Because we delivered and demonstrated working software every Sprint, our stakeholders were more confident that our forecasts reflected reality. In our bi-weekly Sprint reviews and monthly PPG reviews, we provided updates on where we were in our feature budgets. We said, “These things are complete,” and they believed it – because they’d seen working in production. Instead of questioning the plan, they talked to us about the product we were building. This represented a marked difference from how reviews had gone in the past – and a welcome improvement.

Looking Back at Our Estimation Alternatives

A set of dice with icons of lightbulbs on them arranged against a blue background.
The new approach to project approval was our standout idea, but it was only one among many that we needed to succeed.
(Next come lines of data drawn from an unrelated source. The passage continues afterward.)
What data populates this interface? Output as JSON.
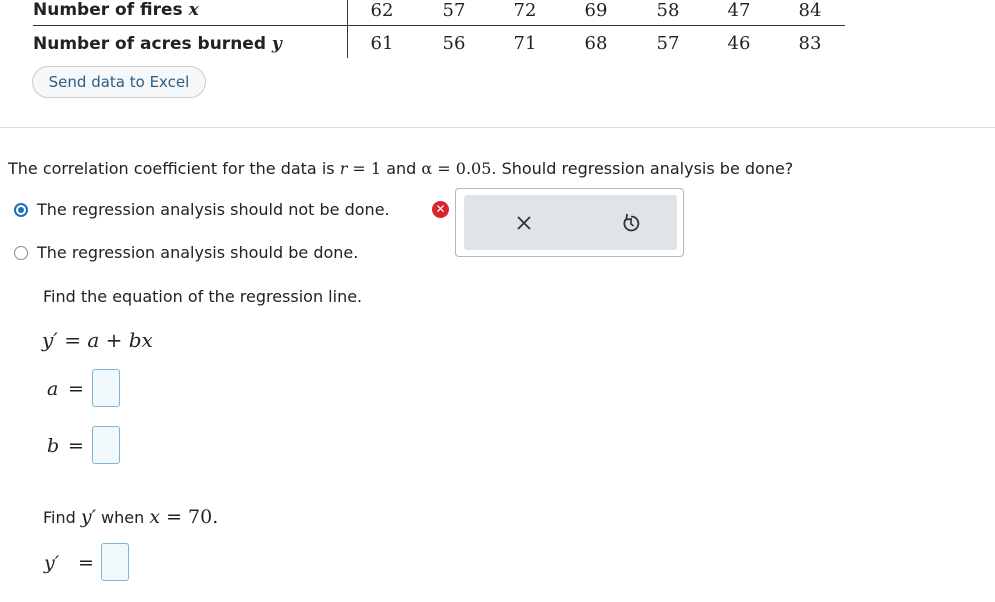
{
  "table": {
    "row1": {
      "label": "Number of fires",
      "var": "x",
      "values": [
        "62",
        "57",
        "72",
        "69",
        "58",
        "47",
        "84"
      ]
    },
    "row2": {
      "label": "Number of acres burned",
      "var": "y",
      "values": [
        "61",
        "56",
        "71",
        "68",
        "57",
        "46",
        "83"
      ]
    }
  },
  "excel_button": "Send data to Excel",
  "question": {
    "p1": "The correlation coefficient for the data is ",
    "r_sym": "r",
    "eq1": " = 1",
    "and": " and ",
    "alpha": "α",
    "eq2": " = 0.05",
    "p2": ". Should regression analysis be done?"
  },
  "options": [
    {
      "label": "The regression analysis should not be done.",
      "selected": true
    },
    {
      "label": "The regression analysis should be done.",
      "selected": false
    }
  ],
  "feedback_popup": {
    "close_glyph": "✕",
    "retry_glyph": "↻"
  },
  "regression": {
    "prompt": "Find the equation of the regression line.",
    "formula_lhs": "y′",
    "formula_rhs": "= a + bx",
    "a_label": "a",
    "b_label": "b",
    "equals": "=",
    "a_value": "",
    "b_value": ""
  },
  "predict": {
    "prompt_find": "Find ",
    "prompt_y": "y′",
    "prompt_when": " when ",
    "prompt_x": "x",
    "prompt_eq": " = 70.",
    "y_label": "y′",
    "y_value": ""
  }
}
Sixteen months after we started, we released our product on schedule, on budget, and with higher quality than any prior version. It was a commercial success for the company. It was the lowest-stress release of this scale that any of us had ever worked on. We’d replaced the traditional suspicion and animosity between “the business” and “tech” with collaboration. We’d found a better way to deal with project governance. 

Moving from feature-level estimates to feature budgets was the key to this approach. But we couldn’t just stop estimating. We had to adopt several critical practices to support that shift. In particular, we needed to:

  • Create initial forecasts based on past data
  • Replace rigid specifications with high-level direction 
  • Work in small increments
  • Deliver working, potentially releasable software every sprint
  • Engage our stakeholders frequently to gather feedback on what we delivered
  • Continuously forecast as we worked
  • Flex scope to stay within our budgets

For many organizations, adopting any of these practices represents a non-trivial change. We could only do it at this scale because of what we’d learned on two earlier agile projects. This release saw all the pieces starting to come together, and it remains some of the work I am most proud of.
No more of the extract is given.